PUNAAUIA, le 4 décembre 2018 - Les oursins sont des mets très prisés par les habitants de Tahiti, et sont notamment très présents dans les lagons de la côte ouest. A l'heure actuelle aucun texte ne réglemente la pêche des vana. La Direction des ressources marines et minières (DRMM) indique néanmoins, "qu'il n'y aucune surpêche de l'espèce au fenua."

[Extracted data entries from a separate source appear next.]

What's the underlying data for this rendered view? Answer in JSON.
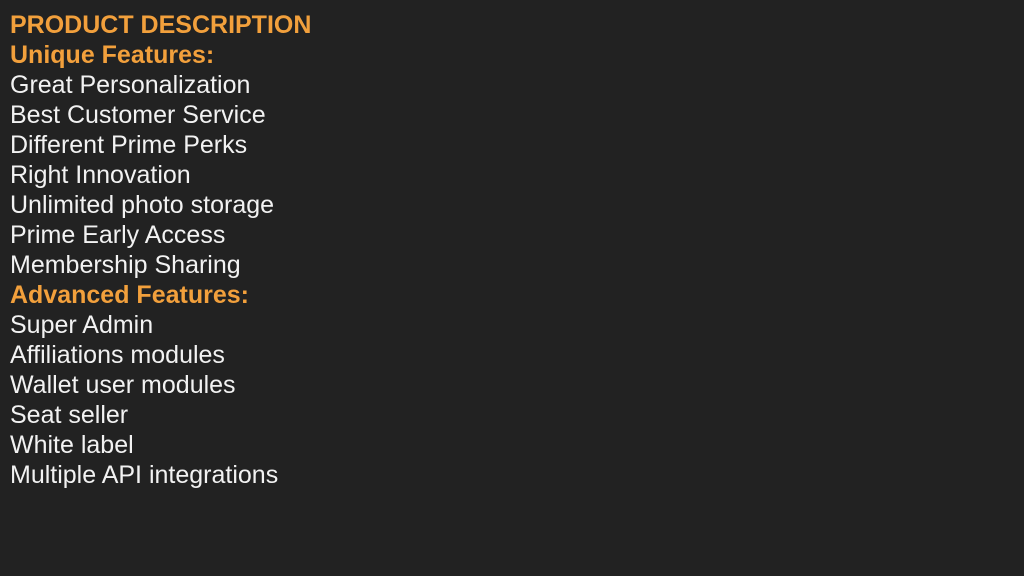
{
  "slide": {
    "background_color": "#222222",
    "heading_color": "#f2a03c",
    "body_color": "#f2f2f2",
    "title": "PRODUCT DESCRIPTION",
    "lines": [
      {
        "text": "PRODUCT DESCRIPTION",
        "style": "heading"
      },
      {
        "text": "Unique Features:",
        "style": "heading"
      },
      {
        "text": "Great Personalization",
        "style": "body"
      },
      {
        "text": "Best Customer Service",
        "style": "body"
      },
      {
        "text": "Different Prime Perks",
        "style": "body"
      },
      {
        "text": "Right Innovation",
        "style": "body"
      },
      {
        "text": "Unlimited photo storage",
        "style": "body"
      },
      {
        "text": "Prime Early Access",
        "style": "body"
      },
      {
        "text": "Membership Sharing",
        "style": "body"
      },
      {
        "text": "Advanced Features:",
        "style": "heading"
      },
      {
        "text": "Super Admin",
        "style": "body"
      },
      {
        "text": "Affiliations modules",
        "style": "body"
      },
      {
        "text": "Wallet user modules",
        "style": "body"
      },
      {
        "text": "Seat seller",
        "style": "body"
      },
      {
        "text": "White label",
        "style": "body"
      },
      {
        "text": "Multiple API integrations",
        "style": "body"
      }
    ]
  }
}
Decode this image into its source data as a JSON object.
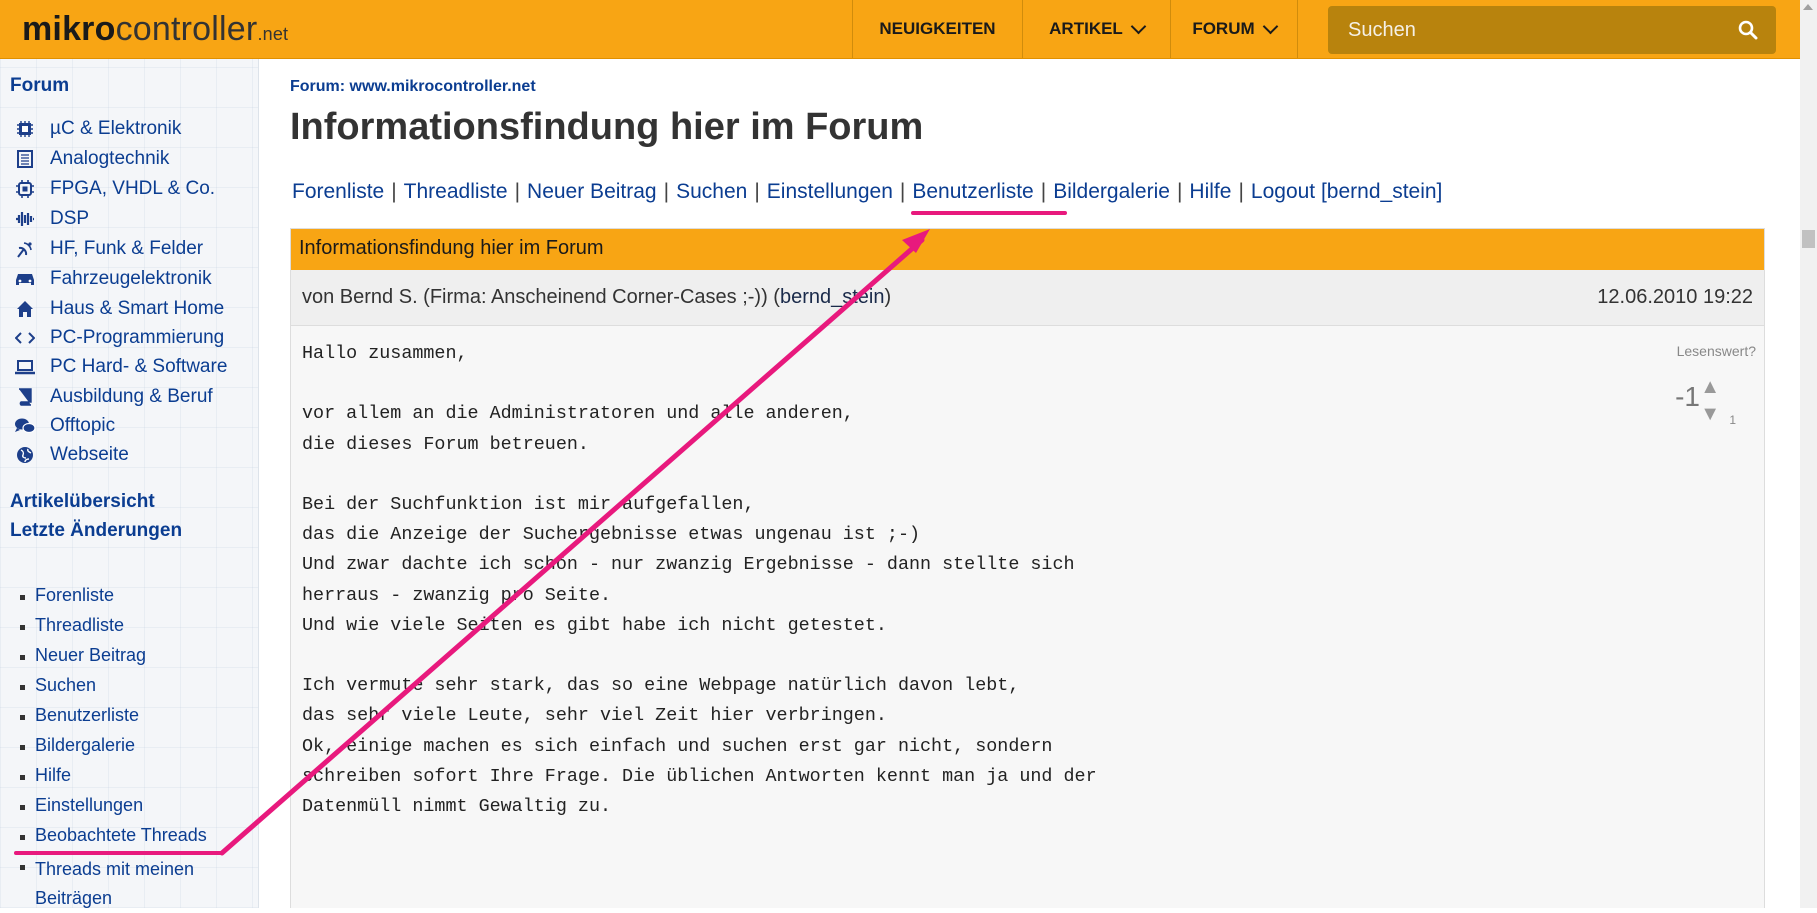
{
  "header": {
    "logo_bold": "mikro",
    "logo_rest": "controller",
    "logo_suffix": ".net",
    "nav": [
      "NEUIGKEITEN",
      "ARTIKEL",
      "FORUM"
    ],
    "search_placeholder": "Suchen"
  },
  "sidebar": {
    "title": "Forum",
    "categories": [
      {
        "label": "µC & Elektronik",
        "icon": "chip-icon"
      },
      {
        "label": "Analogtechnik",
        "icon": "analog-icon"
      },
      {
        "label": "FPGA, VHDL & Co.",
        "icon": "processor-icon"
      },
      {
        "label": "DSP",
        "icon": "waveform-icon"
      },
      {
        "label": "HF, Funk & Felder",
        "icon": "antenna-icon"
      },
      {
        "label": "Fahrzeugelektronik",
        "icon": "car-icon"
      },
      {
        "label": "Haus & Smart Home",
        "icon": "house-icon"
      },
      {
        "label": "PC-Programmierung",
        "icon": "code-icon"
      },
      {
        "label": "PC Hard- & Software",
        "icon": "laptop-icon"
      },
      {
        "label": "Ausbildung & Beruf",
        "icon": "book-icon"
      },
      {
        "label": "Offtopic",
        "icon": "chat-icon"
      },
      {
        "label": "Webseite",
        "icon": "globe-icon"
      }
    ],
    "articles_overview": "Artikelübersicht",
    "latest_changes": "Letzte Änderungen",
    "links": [
      "Forenliste",
      "Threadliste",
      "Neuer Beitrag",
      "Suchen",
      "Benutzerliste",
      "Bildergalerie",
      "Hilfe",
      "Einstellungen",
      "Beobachtete Threads",
      "Threads mit meinen Beiträgen"
    ]
  },
  "main": {
    "breadcrumb": "Forum: www.mikrocontroller.net",
    "title": "Informationsfindung hier im Forum",
    "actions": [
      "Forenliste",
      "Threadliste",
      "Neuer Beitrag",
      "Suchen",
      "Einstellungen",
      "Benutzerliste",
      "Bildergalerie",
      "Hilfe",
      "Logout [bernd_stein]"
    ],
    "post": {
      "subject": "Informationsfindung hier im Forum",
      "author_prefix": "von Bernd S. (Firma: Anscheinend Corner-Cases ;-)) (",
      "author_user": "bernd_stein",
      "author_suffix": ")",
      "date": "12.06.2010 19:22",
      "body": "Hallo zusammen,\n\nvor allem an die Administratoren und alle anderen,\ndie dieses Forum betreuen.\n\nBei der Suchfunktion ist mir aufgefallen,\ndas die Anzeige der Suchergebnisse etwas ungenau ist ;-)\nUnd zwar dachte ich schön - nur zwanzig Ergebnisse - dann stellte sich\nherraus - zwanzig pro Seite.\nUnd wie viele Seiten es gibt habe ich nicht getestet.\n\nIch vermute sehr stark, das so eine Webpage natürlich davon lebt,\ndas sehr viele Leute, sehr viel Zeit hier verbringen.\nOk, einige machen es sich einfach und suchen erst gar nicht, sondern\nschreiben sofort Ihre Frage. Die üblichen Antworten kennt man ja und der\nDatenmüll nimmt Gewaltig zu.",
      "rating_label": "Lesenswert?",
      "rating_score": "-1",
      "rating_count": "1"
    }
  },
  "colors": {
    "brand": "#f8a514",
    "link": "#0b3d91",
    "annotation": "#e8197d"
  }
}
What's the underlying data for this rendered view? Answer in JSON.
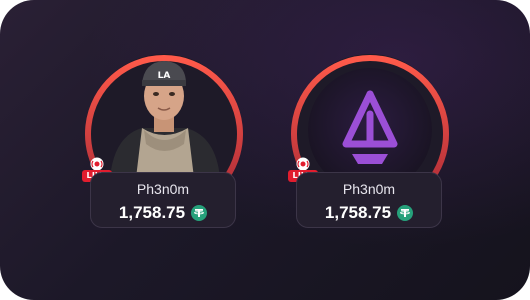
{
  "cards": [
    {
      "name": "Ph3n0m",
      "amount": "1,758.75",
      "live_label": "LIVE",
      "avatar": "person-photo",
      "currency_icon": "tether-icon"
    },
    {
      "name": "Ph3n0m",
      "amount": "1,758.75",
      "live_label": "LIVE",
      "avatar": "purple-logo",
      "currency_icon": "tether-icon"
    }
  ],
  "colors": {
    "ring_red": "#e4483b",
    "live_red": "#e11d2e",
    "logo_purple": "#9b4fd6",
    "tether_green": "#26a17b"
  }
}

A Punaauia, ce mardi, c'est armée de son bac, d'une paire de gants, d'un bout de grillage et d'une petite barre de fer que Marceline, résidente de Paea, s'en va à la pêche aux oursins. Une activité qu'elle pratique depuis plus de dix ans maintenant dans les zones peu profondes du lagon de Punaauia. "J'ai toujours mangé des vana, mais je n'étais jamais aller les pêcher moi-même quand j'étais plus jeune. Je ne connaissais rien à cette pêche", raconte-t-elle. Marceline acquiert alors la technique de pêche en autodidacte en observant les pêcheurs les plus expérimentés. "J'ai dû les observer pendant deux jours, et après je me suis lancée. Et puis j'avais une amie originaire de Huahine qui connaissait aussi cette pêche qui m'a aidée."
 
Et donc hier au bout d'une heure et demie de ratissage de sa zone de pêche favorite, Marceline repart hélas avec un bac vide. "C'est surement à cause de la lune et du courant. Après dans les bons jours je n'ai pas de problème à remplir entre 10 et 15 pots de langues d'oursins. Et ça me suffit", indique l'intéressée. Avant d'ajouter, "il y a cependant des pêcheurs de Faa'a qui viennent en pirogue sur la zone, et qui se mettent à pêcher des quantités déraisonnables. Mais ils ont été rappelés à l'ordre par des pêcheurs de Punaauia."  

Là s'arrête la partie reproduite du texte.